Dem kann dann Adult Partnering folgen. Es ist mir ein wirklich dingliches Anliegen und ich werde nie müde zu betonen, dass eine Beziehung zwischen zwei Erwachsenen, einem Paar,  etwas anderes ist, als eine Beziehung zwischen Eltern und Kindern. Letzteres scheint vielen leichter zu fallen! Erwachsene beziehen sich freiwillig und unabhängig aufeinander, müssen nicht zusammen sein. Erwachsene haben ein ausgebildetes funktionierendes Frontalhirn und können ihre Emotionen managen. Könnten. Erwachsene haben die Wahl, ob sie aus ihrem Besten oder aus ihrem Schlechtesten handeln wollen. Erwachsene kennen Zeit und haben diesbezüglich einen Überblick. Erwachsene kennen die Konsequenzen ihrer Handlungen. Sollten. Könnten. Müssten.
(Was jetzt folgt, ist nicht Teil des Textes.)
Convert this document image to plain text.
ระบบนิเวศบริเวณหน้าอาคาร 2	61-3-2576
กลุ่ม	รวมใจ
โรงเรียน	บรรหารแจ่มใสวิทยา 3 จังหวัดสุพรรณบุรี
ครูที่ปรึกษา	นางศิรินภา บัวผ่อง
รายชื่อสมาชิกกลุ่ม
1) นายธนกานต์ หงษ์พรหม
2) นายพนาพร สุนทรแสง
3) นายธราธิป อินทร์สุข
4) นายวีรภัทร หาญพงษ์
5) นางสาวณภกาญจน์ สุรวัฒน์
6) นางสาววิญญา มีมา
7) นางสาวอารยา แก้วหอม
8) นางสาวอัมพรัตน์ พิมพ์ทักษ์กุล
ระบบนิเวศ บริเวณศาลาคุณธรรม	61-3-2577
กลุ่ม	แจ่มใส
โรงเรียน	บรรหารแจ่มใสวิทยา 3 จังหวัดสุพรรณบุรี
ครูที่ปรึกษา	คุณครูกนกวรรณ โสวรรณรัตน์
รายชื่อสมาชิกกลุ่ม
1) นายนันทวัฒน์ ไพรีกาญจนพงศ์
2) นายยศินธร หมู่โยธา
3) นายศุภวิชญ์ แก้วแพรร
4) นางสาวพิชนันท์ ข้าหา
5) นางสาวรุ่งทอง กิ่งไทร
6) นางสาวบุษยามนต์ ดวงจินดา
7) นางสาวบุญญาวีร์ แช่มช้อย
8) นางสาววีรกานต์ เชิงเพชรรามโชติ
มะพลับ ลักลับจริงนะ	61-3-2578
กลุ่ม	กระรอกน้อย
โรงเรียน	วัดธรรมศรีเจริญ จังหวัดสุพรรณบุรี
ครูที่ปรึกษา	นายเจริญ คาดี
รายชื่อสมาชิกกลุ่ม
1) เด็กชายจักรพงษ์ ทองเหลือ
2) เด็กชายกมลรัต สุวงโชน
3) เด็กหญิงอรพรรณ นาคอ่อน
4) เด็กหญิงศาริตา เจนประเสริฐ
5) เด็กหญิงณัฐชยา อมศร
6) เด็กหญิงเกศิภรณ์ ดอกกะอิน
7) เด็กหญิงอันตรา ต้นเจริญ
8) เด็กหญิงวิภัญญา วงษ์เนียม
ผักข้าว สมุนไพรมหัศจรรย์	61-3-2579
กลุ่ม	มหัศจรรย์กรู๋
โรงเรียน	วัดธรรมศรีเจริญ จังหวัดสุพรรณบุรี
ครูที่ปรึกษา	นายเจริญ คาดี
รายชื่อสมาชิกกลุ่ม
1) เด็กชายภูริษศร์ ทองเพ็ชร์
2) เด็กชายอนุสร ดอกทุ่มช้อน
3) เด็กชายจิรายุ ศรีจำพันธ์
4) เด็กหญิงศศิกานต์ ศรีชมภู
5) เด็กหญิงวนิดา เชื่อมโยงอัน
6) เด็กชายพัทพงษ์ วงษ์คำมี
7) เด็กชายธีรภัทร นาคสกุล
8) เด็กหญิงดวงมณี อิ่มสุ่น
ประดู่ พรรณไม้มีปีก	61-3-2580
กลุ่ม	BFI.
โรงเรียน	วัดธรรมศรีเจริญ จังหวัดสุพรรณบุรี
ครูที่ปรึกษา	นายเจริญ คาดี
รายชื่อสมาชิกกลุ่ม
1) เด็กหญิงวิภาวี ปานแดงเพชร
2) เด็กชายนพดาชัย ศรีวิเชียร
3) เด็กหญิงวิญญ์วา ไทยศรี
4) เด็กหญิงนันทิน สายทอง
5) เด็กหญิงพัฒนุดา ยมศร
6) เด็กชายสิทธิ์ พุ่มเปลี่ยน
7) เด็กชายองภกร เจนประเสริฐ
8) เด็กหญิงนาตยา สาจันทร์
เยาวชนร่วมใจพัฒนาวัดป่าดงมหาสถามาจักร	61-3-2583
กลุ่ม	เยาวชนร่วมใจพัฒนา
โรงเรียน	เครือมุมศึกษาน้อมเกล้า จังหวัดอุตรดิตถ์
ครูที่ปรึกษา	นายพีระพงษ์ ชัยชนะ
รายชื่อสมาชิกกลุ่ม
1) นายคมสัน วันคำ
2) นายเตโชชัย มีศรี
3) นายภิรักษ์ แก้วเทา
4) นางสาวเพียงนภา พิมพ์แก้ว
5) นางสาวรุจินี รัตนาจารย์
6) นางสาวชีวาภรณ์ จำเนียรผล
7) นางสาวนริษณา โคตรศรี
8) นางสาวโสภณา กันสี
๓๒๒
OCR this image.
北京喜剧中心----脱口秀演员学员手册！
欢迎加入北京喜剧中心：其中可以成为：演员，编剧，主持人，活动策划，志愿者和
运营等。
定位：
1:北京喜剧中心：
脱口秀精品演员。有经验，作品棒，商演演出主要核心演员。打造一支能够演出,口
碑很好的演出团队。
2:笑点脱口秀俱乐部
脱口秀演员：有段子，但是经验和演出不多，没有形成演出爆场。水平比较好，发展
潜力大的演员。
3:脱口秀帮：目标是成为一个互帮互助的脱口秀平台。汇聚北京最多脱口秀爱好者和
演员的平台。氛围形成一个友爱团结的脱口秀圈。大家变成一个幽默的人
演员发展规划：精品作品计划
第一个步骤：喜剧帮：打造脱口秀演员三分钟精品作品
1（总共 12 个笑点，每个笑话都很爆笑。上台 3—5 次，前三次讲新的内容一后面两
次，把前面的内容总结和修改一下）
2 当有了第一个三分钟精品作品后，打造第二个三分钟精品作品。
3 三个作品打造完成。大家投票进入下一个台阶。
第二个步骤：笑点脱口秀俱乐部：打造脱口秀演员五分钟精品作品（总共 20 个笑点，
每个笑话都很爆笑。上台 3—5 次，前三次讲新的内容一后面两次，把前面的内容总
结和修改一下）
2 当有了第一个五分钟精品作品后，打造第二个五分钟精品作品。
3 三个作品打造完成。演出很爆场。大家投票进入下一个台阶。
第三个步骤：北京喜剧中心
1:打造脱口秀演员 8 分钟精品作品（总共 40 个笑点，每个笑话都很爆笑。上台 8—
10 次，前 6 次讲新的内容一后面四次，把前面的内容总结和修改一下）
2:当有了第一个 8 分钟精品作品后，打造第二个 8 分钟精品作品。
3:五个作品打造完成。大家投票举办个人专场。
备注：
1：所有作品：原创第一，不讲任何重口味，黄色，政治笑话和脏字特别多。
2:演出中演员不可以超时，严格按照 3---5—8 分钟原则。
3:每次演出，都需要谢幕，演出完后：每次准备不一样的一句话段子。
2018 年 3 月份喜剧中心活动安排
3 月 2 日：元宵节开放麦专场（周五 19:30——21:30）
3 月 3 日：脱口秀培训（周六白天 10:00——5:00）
Ich wiederhole und erinnere an dieser Stelle an den Gestatungsimperativ von Beziehungen. Jede von dir gesetzte Handlung/(Un)Tat ist eine Aussage. Und als Erwachsener kannst du jede Situation wandeln. Oder hinterher wieder gut machen. DAS erzieht. 

 

Das Zwischen muss täglich neu  aufgebaut werden. 

Martin Buber 

 

All diese Räume spannen sich immer wieder neu auf. Sind lebendig in Bewegung. Es ist wie ein Tanz ohne selbstverständliche Choreographie. Es ist ein immerwiederkehrendes Aufeinander einstimmen. Jedes Paar, jede Familie hat ihren eigenen Rhythmus, ihre eigene Musik.

 

Ein Copy – Paste der eigenen Herkunftsfamilie funktioniert nicht (mehr). Da ist es nämlich oft anders gewesen: Eine dominante geometrische Figur, ein Oberhaupt, in deren psychischen und emotionalen Grenzen sich alle aufhalten (müssen). Heißt: Solange ich nicht an diesen Grenzen anstoße, alles mache, womit der oder die eine einverstanden ist, ist alles in Ordnung. Darüber hinaus zu denken oder zu handeln ist nicht erlaubt. Das klarzumachen ist oft nur mit einem Blick nötig. Erzogen wird hier mit Angst und Machtausübung, Strafen, Manipulation, emotionaler und psychischer Erpressung. Das ist eintönige Marschmusik im Gleichschritt.

 

Deswegen ist es ein gemeinsamer Prozess, den das Paar vorbildlich gehen muss. Das ist neu. Das ist schwierig. Das erfordert – im Gegensatz zum hirnlosen Marschieren – achtsames, bedachtes, absichtsvolles Handeln. Immer. 

Tanzt. 

Wie und mit welcher Absicht/Hintergedanken sich Paare innerhalb einer Familie aufeinander beziehen – DAS erzieht. 

 

Und so Ende ich mit einem „Rezept“ , das ich von einem guten Menschen geschenkt bekommen habe: 

Nimm dir

1 Stunde am Tag

1 Tag im Monat

1 Woche im Jahr für dich und deine Inventur, Innenschau und Neuausrichtung. Weil all DAS erzieht. Gibst du schon dein Bestes?